Investors who buy bonds or bond funds are doing so because they want to reduce their risk and preserve their capital. Bonds work very well at doing this when the stock market or economy is declining, but not when economic conditions are strong.
Currently, the US economy is strong with 4% GDP growth, the S&P 500 coming close to setting a new all-time high, the unemployment rate at the lowest level its been in years. All of these indicators point towards the opposite of what bond investors want, especially the need for higher interest rates as inflation continues to creep higher.
Recently JP Morgan Chase’s CEO, Jamie Dimon, said he thought the 10-year Treasury yield should be at 4%, not where it currently sits at the below 3%. He went further and said that 5% interest rates are coming and that investors need to start preparing. Some have argued that interest rates should already be in the 4% to 5% range.
If, Dimon and others are correct in their prediction that higher interest rates are coming than current bond holdings need to “Get out of Dodge” before they get burnt. We have already seen bond funds take a hit in 2018, but if rates do climb as high as 5%, the losses we have seen thus far may dwarf what is to come.
Not surprisingly the best Bond Exchange Traded Funds over the past year are the 3X leveraged short funds. The iPath US Treasury 10-Year Bear ETN (DTYS) is the best performing ETF over the last year, up 41.84%, the iPath US Treasury 2-Year Bear ETN (DTUS) is the nest, up 30.79%, while the iPath US Treasury 5-Year Bear ETN (DFVS) is third best, up 28.13% over the last 12 months.
If we filter out the inverse and leveraged ETFs, the best performing fund over the last year was the iShares Convertible Bond ETF (ICVT) which is up 13.52%. Interestingly the second best non-leveraged ETF over the last year is also a convertible bond ETF, the SPDR Bloomberg Barclays Convertible Securities ETF (CWB).
What is interesting is that the best performing bond funds over the last year are all non-traditional bond funds. The three inverse Treasury funds clearly point out that the best way to play the bond industry this past year had been too short them simply. Even the Convertible Bond Funds have shown us that buying tradition bonds has not been the most profitable play this year.
So why have the bear funds handily outperform over the past year and why is it bad news for bond funds if rates do climb higher?
Well, the easy answer is because older bonds will be worth less money than new bonds issue’s that carry a higher interest rate. For example, if you own a five year AAA bond that has two years left until maturity which is paying 3% yield and I have a brand new two year AAA bond that is paying 3.5% yield, someone would be willing to pay more money for my bond than yours. They both have two years until maturity, but mine is paying a higher interest rate.
This example is exactly what happens when interest rates rise. Older bonds lose their value because new bonds with similar grades (AAA, Aaa, or whatever it may be) are offering a better interest rate. That makes the older bonds less valuable in the open market.
Now the value of your bond may not matter to you if you plan on holding it until maturity and collect the interest. But if you plan on selling the bond earlier, then the value is an important factor to consider when investing in bonds and bond funds.
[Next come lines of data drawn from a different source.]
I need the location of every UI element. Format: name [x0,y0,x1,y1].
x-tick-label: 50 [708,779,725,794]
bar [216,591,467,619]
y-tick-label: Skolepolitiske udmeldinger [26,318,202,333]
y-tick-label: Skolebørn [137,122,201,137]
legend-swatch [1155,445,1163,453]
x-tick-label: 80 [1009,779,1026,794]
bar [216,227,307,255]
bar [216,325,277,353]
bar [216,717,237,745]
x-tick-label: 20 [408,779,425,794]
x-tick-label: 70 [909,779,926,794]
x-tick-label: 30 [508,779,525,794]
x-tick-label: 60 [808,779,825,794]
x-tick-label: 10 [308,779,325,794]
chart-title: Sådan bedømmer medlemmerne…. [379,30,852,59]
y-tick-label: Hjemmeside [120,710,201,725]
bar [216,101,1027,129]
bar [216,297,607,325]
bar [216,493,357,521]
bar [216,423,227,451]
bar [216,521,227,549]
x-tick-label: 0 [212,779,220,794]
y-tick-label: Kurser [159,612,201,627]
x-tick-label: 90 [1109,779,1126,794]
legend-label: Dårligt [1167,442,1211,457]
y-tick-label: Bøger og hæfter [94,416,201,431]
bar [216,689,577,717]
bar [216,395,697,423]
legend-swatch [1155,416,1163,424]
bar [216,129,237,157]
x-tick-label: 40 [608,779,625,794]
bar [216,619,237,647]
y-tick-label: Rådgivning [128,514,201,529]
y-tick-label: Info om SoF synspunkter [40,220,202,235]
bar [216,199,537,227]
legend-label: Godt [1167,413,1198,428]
Large bond funds typically don’t hold bonds until maturity, they buy and sell regularly, hence one main reason why they haven’t been performing well. But, over the past year, the leveraged Treasury Bear funds have crushed other bond investments because they are shorting the price of Treasury Bonds, which have been falling because newer, higher interest rate Treasury Bonds have been introduced to the market.
Interestingly though the Convertible Funds have also been outperforming others but again that’s likely due to the way these bonds are designed. A convertible bond can be converted into stock or the bonds price, and interest payment can be taken. For example, a $1,000 five-year bond paying 3% can yield the investor $1,030 after five years or say 100 shares of the company that sold the bond. If that companies share price is more than $10.30 (100 x $10.30 = $1,030) than the bondholder would convert the bond into stock and sell the shares on the open market. Thus, making more than the $1,030 the bond was going to pay out.
With a convertible bond, the price of the bond can hold its value better than traditional bonds even when interest rates are rising because the value of the bond can be determined by either the interest rate the bond is paying or the stock price of the company that issued the bond.
In a rising interest rate environment bonds aren’t usually the best investment, but as the bond funds above prove, certain bond strategies do still work.
Disclosure: This contributor held long positions in Facebook, Apple, Amazon.com, Netflix, and Alphabet at the time this blog post was published. This article is the opinion of the contributor themselves. The above is a matter of opinion provided for general information purposes only and is not intended as investment advice. This contributor is not receiving compensation (other than from INO.com) for their opinion.